El ganado, atrapado bajo la nieve. La primera urgencia es ahora alimentar a los animales. Rivero señaló que las comunidades han identificado como principales necesidades el forraje, las vitaminas y los insumos veterinarios, además de alimentos y productos de primera necesidad para las familias.

La segunda urgencia son los caminos.
La nieve ha convertido algunos tramos de las carreteras en superficies prácticamente intransitables. En La Cumbre, en el departamento de La Paz, la plataforma vial permanece cubierta y congelada, con el tránsito de vehículos interrumpido. Otros sectores también han sufrido cierres debido a la intensidad de las precipitaciones.
Las autoridades coordinan con los municipios, las unidades de gestión de riesgos, las comunidades y los bomberos para intentar recuperar las rutas y permitir el ingreso de ayuda.
“Estamos en constante coordinación”, explicó Rivero al describir una operación que comienza por levantar información en las comunidades, verificar los daños y determinar qué tipo de asistencia necesita cada zona.
Comunidades aisladas
Hay comunidades que permanecen aisladas por la acumulación de nieve y la interrupción de las vías.
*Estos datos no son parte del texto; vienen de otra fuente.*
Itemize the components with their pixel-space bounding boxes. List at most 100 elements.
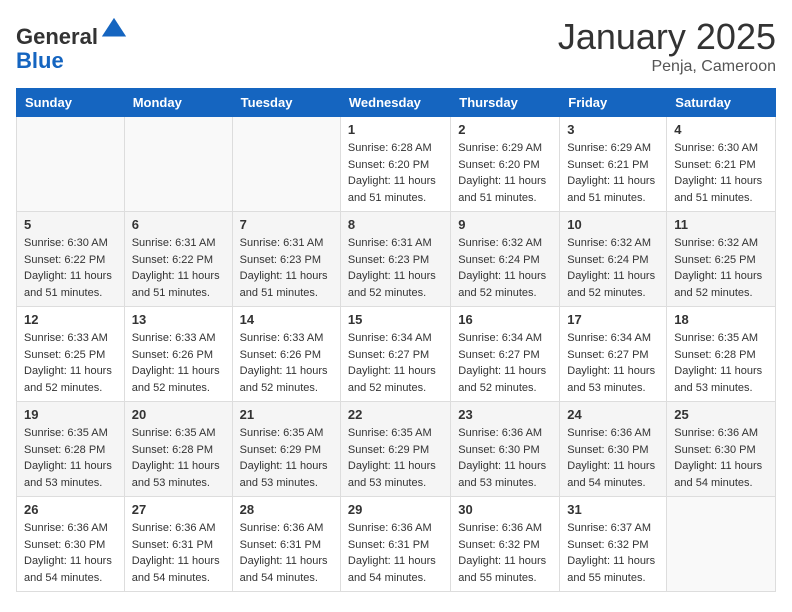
cell-info: Sunrise: 6:34 AMSunset: 6:27 PMDaylight:… <box>458 330 552 396</box>
cell-info: Sunrise: 6:31 AMSunset: 6:22 PMDaylight:… <box>132 235 225 301</box>
day-number: 28 <box>240 502 333 517</box>
calendar-cell: 8 Sunrise: 6:31 AMSunset: 6:23 PMDaylight… <box>340 212 450 307</box>
logo-blue: Blue <box>16 48 64 73</box>
cell-info: Sunrise: 6:36 AMSunset: 6:30 PMDaylight:… <box>674 425 768 491</box>
day-number: 1 <box>348 122 443 137</box>
calendar-cell: 24 Sunrise: 6:36 AMSunset: 6:30 PMDayligh… <box>560 402 667 497</box>
cell-info: Sunrise: 6:35 AMSunset: 6:28 PMDaylight:… <box>674 330 768 396</box>
calendar-header-row: SundayMondayTuesdayWednesdayThursdayFrid… <box>17 89 776 117</box>
calendar-cell: 5 Sunrise: 6:30 AMSunset: 6:22 PMDaylight… <box>17 212 125 307</box>
calendar-cell: 14 Sunrise: 6:33 AMSunset: 6:26 PMDayligh… <box>232 307 340 402</box>
day-number: 26 <box>24 502 117 517</box>
day-number: 17 <box>567 312 659 327</box>
calendar-cell: 20Sunrise: 6:35 AMSunset: 6:28 PMDayligh… <box>124 402 232 497</box>
day-number: 22 <box>348 407 443 422</box>
cell-info: Sunrise: 6:35 AMSunset: 6:28 PMDaylight:… <box>132 425 225 491</box>
day-number: 18 <box>674 312 768 327</box>
logo-icon <box>100 16 128 44</box>
calendar-cell: 12 Sunrise: 6:33 AMSunset: 6:25 PMDayligh… <box>17 307 125 402</box>
cell-info: Sunrise: 6:35 AMSunset: 6:29 PMDaylight:… <box>240 425 333 491</box>
cell-info: Sunrise: 6:29 AMSunset: 6:20 PMDaylight:… <box>458 140 552 206</box>
cell-info: Sunrise: 6:34 AMSunset: 6:27 PMDaylight:… <box>348 330 443 396</box>
day-number: 3 <box>567 122 659 137</box>
title-block: January 2025 Penja, Cameroon <box>558 16 776 76</box>
calendar-cell: 7Sunrise: 6:31 AMSunset: 6:23 PMDaylight… <box>232 212 340 307</box>
calendar-cell: 3 Sunrise: 6:29 AMSunset: 6:21 PMDaylight… <box>560 117 667 212</box>
cell-info: Sunrise: 6:33 AMSunset: 6:26 PMDaylight:… <box>240 330 333 396</box>
cell-info: Sunrise: 6:32 AMSunset: 6:25 PMDaylight:… <box>674 235 768 301</box>
calendar-day-header: Sunday <box>17 89 125 117</box>
cell-info: Sunrise: 6:36 AMSunset: 6:31 PMDaylight:… <box>348 520 443 586</box>
cell-info: Sunrise: 6:31 AMSunset: 6:23 PMDaylight:… <box>348 235 443 301</box>
calendar-cell: 6 Sunrise: 6:31 AMSunset: 6:22 PMDaylight… <box>124 212 232 307</box>
day-number: 24 <box>567 407 659 422</box>
cell-info: Sunrise: 6:35 AMSunset: 6:29 PMDaylight:… <box>348 425 443 491</box>
cell-info: Sunrise: 6:32 AMSunset: 6:24 PMDaylight:… <box>567 235 659 301</box>
calendar-cell: 16 Sunrise: 6:34 AMSunset: 6:27 PMDayligh… <box>451 307 560 402</box>
calendar-day-header: Friday <box>560 89 667 117</box>
calendar-cell: 25 Sunrise: 6:36 AMSunset: 6:30 PMDayligh… <box>667 402 776 497</box>
cell-info: Sunrise: 6:30 AMSunset: 6:22 PMDaylight:… <box>24 235 117 301</box>
calendar-cell: 11 Sunrise: 6:32 AMSunset: 6:25 PMDayligh… <box>667 212 776 307</box>
calendar-cell: 19Sunrise: 6:35 AMSunset: 6:28 PMDayligh… <box>17 402 125 497</box>
calendar-week-row: 5 Sunrise: 6:30 AMSunset: 6:22 PMDaylight… <box>17 212 776 307</box>
day-number: 30 <box>458 502 552 517</box>
calendar-cell: 23Sunrise: 6:36 AMSunset: 6:30 PMDayligh… <box>451 402 560 497</box>
cell-info: Sunrise: 6:29 AMSunset: 6:21 PMDaylight:… <box>567 140 659 206</box>
calendar-day-header: Thursday <box>451 89 560 117</box>
calendar-day-header: Monday <box>124 89 232 117</box>
calendar-cell: 27Sunrise: 6:36 AMSunset: 6:31 PMDayligh… <box>124 497 232 592</box>
cell-info: Sunrise: 6:33 AMSunset: 6:25 PMDaylight:… <box>24 330 117 396</box>
calendar-cell: 15 Sunrise: 6:34 AMSunset: 6:27 PMDayligh… <box>340 307 450 402</box>
cell-info: Sunrise: 6:32 AMSunset: 6:24 PMDaylight:… <box>458 235 552 301</box>
calendar-week-row: 19Sunrise: 6:35 AMSunset: 6:28 PMDayligh… <box>17 402 776 497</box>
calendar-cell <box>124 117 232 212</box>
calendar-cell: 10 Sunrise: 6:32 AMSunset: 6:24 PMDayligh… <box>560 212 667 307</box>
calendar-cell: 31 Sunrise: 6:37 AMSunset: 6:32 PMDayligh… <box>560 497 667 592</box>
cell-info: Sunrise: 6:36 AMSunset: 6:30 PMDaylight:… <box>567 425 659 491</box>
cell-info: Sunrise: 6:30 AMSunset: 6:21 PMDaylight:… <box>674 140 768 206</box>
cell-info: Sunrise: 6:34 AMSunset: 6:27 PMDaylight:… <box>567 330 659 396</box>
calendar-cell: 4 Sunrise: 6:30 AMSunset: 6:21 PMDaylight… <box>667 117 776 212</box>
calendar-day-header: Saturday <box>667 89 776 117</box>
day-number: 4 <box>674 122 768 137</box>
calendar-cell: 9 Sunrise: 6:32 AMSunset: 6:24 PMDaylight… <box>451 212 560 307</box>
day-number: 10 <box>567 217 659 232</box>
page-header: General Blue January 2025 Penja, Cameroo… <box>16 16 776 76</box>
calendar-cell: 1 Sunrise: 6:28 AMSunset: 6:20 PMDaylight… <box>340 117 450 212</box>
cell-info: Sunrise: 6:28 AMSunset: 6:20 PMDaylight:… <box>348 140 443 206</box>
calendar-day-header: Tuesday <box>232 89 340 117</box>
calendar-week-row: 1 Sunrise: 6:28 AMSunset: 6:20 PMDaylight… <box>17 117 776 212</box>
cell-info: Sunrise: 6:36 AMSunset: 6:30 PMDaylight:… <box>24 520 117 586</box>
calendar-cell: 30 Sunrise: 6:36 AMSunset: 6:32 PMDayligh… <box>451 497 560 592</box>
calendar-cell: 29Sunrise: 6:36 AMSunset: 6:31 PMDayligh… <box>340 497 450 592</box>
calendar-cell: 13Sunrise: 6:33 AMSunset: 6:26 PMDayligh… <box>124 307 232 402</box>
day-number: 16 <box>458 312 552 327</box>
day-number: 31 <box>567 502 659 517</box>
day-number: 5 <box>24 217 117 232</box>
day-number: 15 <box>348 312 443 327</box>
day-number: 6 <box>132 217 225 232</box>
day-number: 23 <box>458 407 552 422</box>
day-number: 14 <box>240 312 333 327</box>
day-number: 2 <box>458 122 552 137</box>
day-number: 7 <box>240 217 333 232</box>
day-number: 11 <box>674 217 768 232</box>
day-number: 9 <box>458 217 552 232</box>
calendar-cell: 22 Sunrise: 6:35 AMSunset: 6:29 PMDayligh… <box>340 402 450 497</box>
calendar-cell: 21Sunrise: 6:35 AMSunset: 6:29 PMDayligh… <box>232 402 340 497</box>
calendar-cell: 18 Sunrise: 6:35 AMSunset: 6:28 PMDayligh… <box>667 307 776 402</box>
day-number: 27 <box>132 502 225 517</box>
calendar-cell: 26 Sunrise: 6:36 AMSunset: 6:30 PMDayligh… <box>17 497 125 592</box>
logo: General Blue <box>16 16 128 73</box>
calendar-cell: 2 Sunrise: 6:29 AMSunset: 6:20 PMDaylight… <box>451 117 560 212</box>
day-number: 25 <box>674 407 768 422</box>
calendar-cell <box>232 117 340 212</box>
day-number: 13 <box>132 312 225 327</box>
cell-info: Sunrise: 6:37 AMSunset: 6:32 PMDaylight:… <box>567 520 659 586</box>
day-number: 12 <box>24 312 117 327</box>
cell-info: Sunrise: 6:36 AMSunset: 6:31 PMDaylight:… <box>240 520 333 586</box>
calendar-cell <box>667 497 776 592</box>
cell-info: Sunrise: 6:36 AMSunset: 6:32 PMDaylight:… <box>458 520 552 586</box>
day-number: 8 <box>348 217 443 232</box>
La maquinaria pesada se ha convertido en una pieza fundamental para despejar los caminos y recuperar la infraestructura productiva.
En medio de este escenario, Defensa Civil también tuvo que intervenir para rescatar a un grupo de turistas italianos que quedó afectado por las condiciones de las rutas. La institución coordinó con la Embajada italiana para garantizar su resguardo y facilitar su traslado.
La emergencia se extiende más allá de Potosí. La Paz, Cochabamba y Oruro también registran problemas derivados de las nevadas y otras contingencias asociadas al clima. En La Paz, además de los problemas de circulación, se han reportado daños materiales y afectaciones en unidades educativas.
La nieve, que en otras circunstancias puede ser apenas una postal del invierno andino, ha adquirido esta vez otra dimensión. En las comunidades rurales, cada centímetro acumulado pesa sobre los techos, los caminos y los animales. También sobre una economía doméstica que depende de que el ganado sobreviva.
El Gobierno ha desplegado evaluaciones de daños y análisis de necesidades para determinar la ayuda que debe llegar a cada territorio. Pero la magnitud del fenómeno obliga a mirar más allá de la emergencia inmediata.
Porque cuando la nieve desaparezca de los caminos, quedará todavía el balance de los animales muertos, los pastizales dañados, las comunidades que tuvieron que esperar aisladas y, en Oruro, la memoria de una mujer que salió a una plaza y terminó muriendo bajo el peso inesperado de un invierno particularmente duro.